= John Preston Maxwell =

John Preston Maxwell (5 December 1871 - 25 July 1961), son of James Laidlaw Maxwell, was a Presbyterian obstetric missionary to China.

John Preston Maxwell was born on 5 December 1871 in Birmingham, where his father Dr James Laidlaw Maxwell, practised medicine. He attended University College School and University College London, before taking his clinical training at St Bartholomew's Hospital, from which he emerged with a gold medal in obstetrics and went on to work as a resident at St Bartholomew's. Then, following his devout Presbyterian faith, Maxwell became a Medical missionary for the English Presbyterian Church and, in about 1898, went to Fujian in China, where he spent the majority of his professional life. He worked at Yungchun Hospital, Fujian, from 1899 to 1919, and Changpoo, Amoy.

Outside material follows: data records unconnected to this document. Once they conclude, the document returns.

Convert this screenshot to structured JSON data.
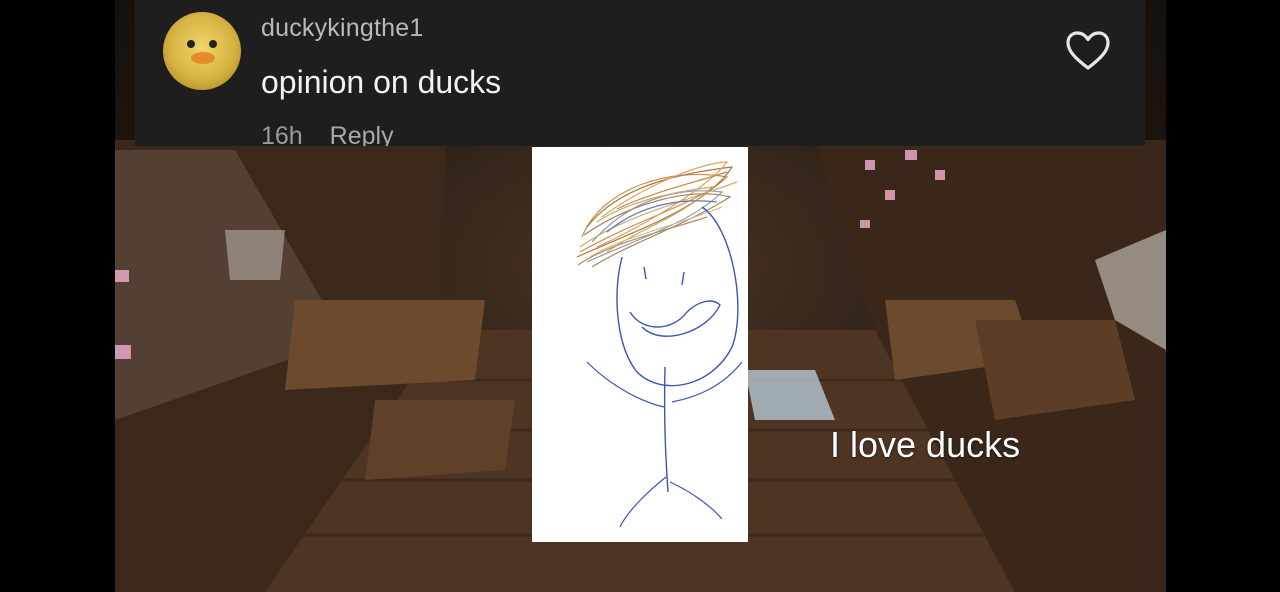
{
  "comment": {
    "username": "duckykingthe1",
    "text": "opinion on ducks",
    "time": "16h",
    "reply_label": "Reply",
    "like_icon": "heart-outline-icon"
  },
  "caption": "I love ducks",
  "colors": {
    "card_background": "#1e1e1e",
    "scene_wood": "#5a3d27"
  }
}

He specialised in obstetrics and was a leading authority on foetal osteomalacia. He became a Director of the Department of Obstetrics and Gynaecology at the Union Medical College in Beijing (a teaching hospital funded by the Rockefeller Foundation), President of the Chinese Society of Obstetrics and Gynaecology and worked as secretary to the medical committee of the Lord Mayor's Fund for the Relief of Distress in China. He was awarded the Army and Navy Medal by the Chinese Republic and was made a Fellow of the Royal College of Obstetricians and Gynaecologists in 1929. Maxwell returned to England at some point after 1935 (possibly as a result of the invasion of Beijing by the Japanese in 1937) and lived at Brinkley, Cambridgeshire. He was elected consultant obstetrician and gynaecologist at the nearby Newmarket General Hospital. He married Edith Lilly Isaacson in 1899 (who, as a proficient artist, illustrated some of her husband's research papers) and they had one daughter, Marjorie Gordon Maxwell (later Steen), born in 1908. John Maxwell died suddenly near his home on 25 July 1961, at the age of 89, his wife having predeceased him on 14 October 1954.

A species of Chinese snake, Opisthotropis maxwelli, is named in his honour.

==Archives==
Papers of John Preston Maxwell are held at the Cadbury Research Library (University of Birmingham) along with papers of his father, James Laidlaw Maxwell.